Elisabeth is a postdoctoral research scientist at the International Research Institute for Climate and Society, a center of the Earth Institute of Columbia University. As a human ecologist, she examines the relationship between the ‘re-greening’ of the West African Sahel and food security trends. Elisabeth received her Ph.D. in Anthropology from the University of North Carolina at Chapel Hill.
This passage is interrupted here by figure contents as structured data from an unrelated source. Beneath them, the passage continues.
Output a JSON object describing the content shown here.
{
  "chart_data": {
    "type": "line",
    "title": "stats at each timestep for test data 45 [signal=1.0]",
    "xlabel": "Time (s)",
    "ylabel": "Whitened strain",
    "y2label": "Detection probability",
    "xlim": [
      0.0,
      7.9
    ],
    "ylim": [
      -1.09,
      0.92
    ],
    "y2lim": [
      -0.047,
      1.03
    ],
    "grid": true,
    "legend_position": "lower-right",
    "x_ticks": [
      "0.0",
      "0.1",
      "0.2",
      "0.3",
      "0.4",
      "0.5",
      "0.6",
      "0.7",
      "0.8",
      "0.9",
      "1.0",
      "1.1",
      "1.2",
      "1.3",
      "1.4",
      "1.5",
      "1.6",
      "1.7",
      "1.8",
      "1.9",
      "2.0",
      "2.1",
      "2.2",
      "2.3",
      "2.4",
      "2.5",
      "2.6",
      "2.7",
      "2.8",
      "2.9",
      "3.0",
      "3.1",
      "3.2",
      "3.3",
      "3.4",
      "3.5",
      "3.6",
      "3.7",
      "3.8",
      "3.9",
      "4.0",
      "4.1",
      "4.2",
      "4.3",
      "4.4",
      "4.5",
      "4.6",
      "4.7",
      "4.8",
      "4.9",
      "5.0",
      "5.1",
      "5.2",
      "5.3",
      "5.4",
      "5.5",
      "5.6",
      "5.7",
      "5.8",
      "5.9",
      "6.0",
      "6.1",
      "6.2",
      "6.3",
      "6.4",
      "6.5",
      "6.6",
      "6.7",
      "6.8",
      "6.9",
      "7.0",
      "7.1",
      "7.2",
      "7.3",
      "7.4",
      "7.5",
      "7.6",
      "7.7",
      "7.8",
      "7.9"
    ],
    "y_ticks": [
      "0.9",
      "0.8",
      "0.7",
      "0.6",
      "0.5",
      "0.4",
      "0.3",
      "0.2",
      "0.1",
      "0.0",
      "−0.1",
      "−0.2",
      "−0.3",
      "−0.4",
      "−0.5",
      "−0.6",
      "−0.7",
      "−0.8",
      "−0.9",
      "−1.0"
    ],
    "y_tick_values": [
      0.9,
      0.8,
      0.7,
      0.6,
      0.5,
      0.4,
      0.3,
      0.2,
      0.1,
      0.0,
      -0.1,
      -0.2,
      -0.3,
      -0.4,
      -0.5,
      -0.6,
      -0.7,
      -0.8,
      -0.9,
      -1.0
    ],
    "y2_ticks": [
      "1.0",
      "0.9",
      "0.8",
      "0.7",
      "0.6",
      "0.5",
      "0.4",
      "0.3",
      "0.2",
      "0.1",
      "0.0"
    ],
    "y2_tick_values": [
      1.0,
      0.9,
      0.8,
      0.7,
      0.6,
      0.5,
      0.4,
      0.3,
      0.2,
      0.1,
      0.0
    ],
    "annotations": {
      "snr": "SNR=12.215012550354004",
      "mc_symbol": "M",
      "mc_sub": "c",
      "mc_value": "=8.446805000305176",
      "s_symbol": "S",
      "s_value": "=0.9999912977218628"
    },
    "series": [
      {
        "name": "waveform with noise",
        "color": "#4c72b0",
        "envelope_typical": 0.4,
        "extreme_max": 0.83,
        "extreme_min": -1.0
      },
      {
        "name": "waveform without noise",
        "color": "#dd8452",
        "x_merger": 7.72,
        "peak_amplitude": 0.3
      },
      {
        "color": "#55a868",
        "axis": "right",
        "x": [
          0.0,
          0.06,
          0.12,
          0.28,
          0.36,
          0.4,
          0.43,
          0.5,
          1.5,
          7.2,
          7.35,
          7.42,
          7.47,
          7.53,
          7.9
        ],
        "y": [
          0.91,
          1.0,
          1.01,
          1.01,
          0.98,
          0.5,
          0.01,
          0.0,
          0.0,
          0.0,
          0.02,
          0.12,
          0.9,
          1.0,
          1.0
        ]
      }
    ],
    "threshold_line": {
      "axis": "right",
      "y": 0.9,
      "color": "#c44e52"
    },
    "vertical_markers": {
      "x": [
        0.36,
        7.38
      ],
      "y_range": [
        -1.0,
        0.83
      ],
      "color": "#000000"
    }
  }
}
She holds a M.A. in International Development and Social Change from Clark University and a B.A. in International Public Relations from Université Libre du Burkina.
As an International Livestock Research Institute (ILRI) and Borlaug Leadership Enhancement in Agriculture Program (LEAP) fellow, Elisabeth conducted her dissertation research on farmer-herder livelihoods, challenges and adaptations in the Center-South region of Burkina Faso. During the last three years, she consulted for UNESCO’s Knowing our Changing Climate in Africa” project under the Local and Indigenous Knowledge Systems (LINKS) program.
As a LICCI collaborator, she will be documenting the local indicators that traditional herders use to make seasonal migration decisions in the Sahel. These herders are in crisis. Climate change is affecting the availability of certain traditional seasonal indicators that they have relied upon to make livestock migration decisions. At the same time, migratory movements are increasingly constrained by encroachment of agricultural fields on cattle corridors and pastures as well as growing terror attacks and insecurity in destination areas. Elisabeth will work with the Fulβe, the largest pastoral ethnic group in West Africa, also referred to as Peulh, Fula, Fulani, or Haalpullar. Her field site is located in the Center-South region of Burkina Faso.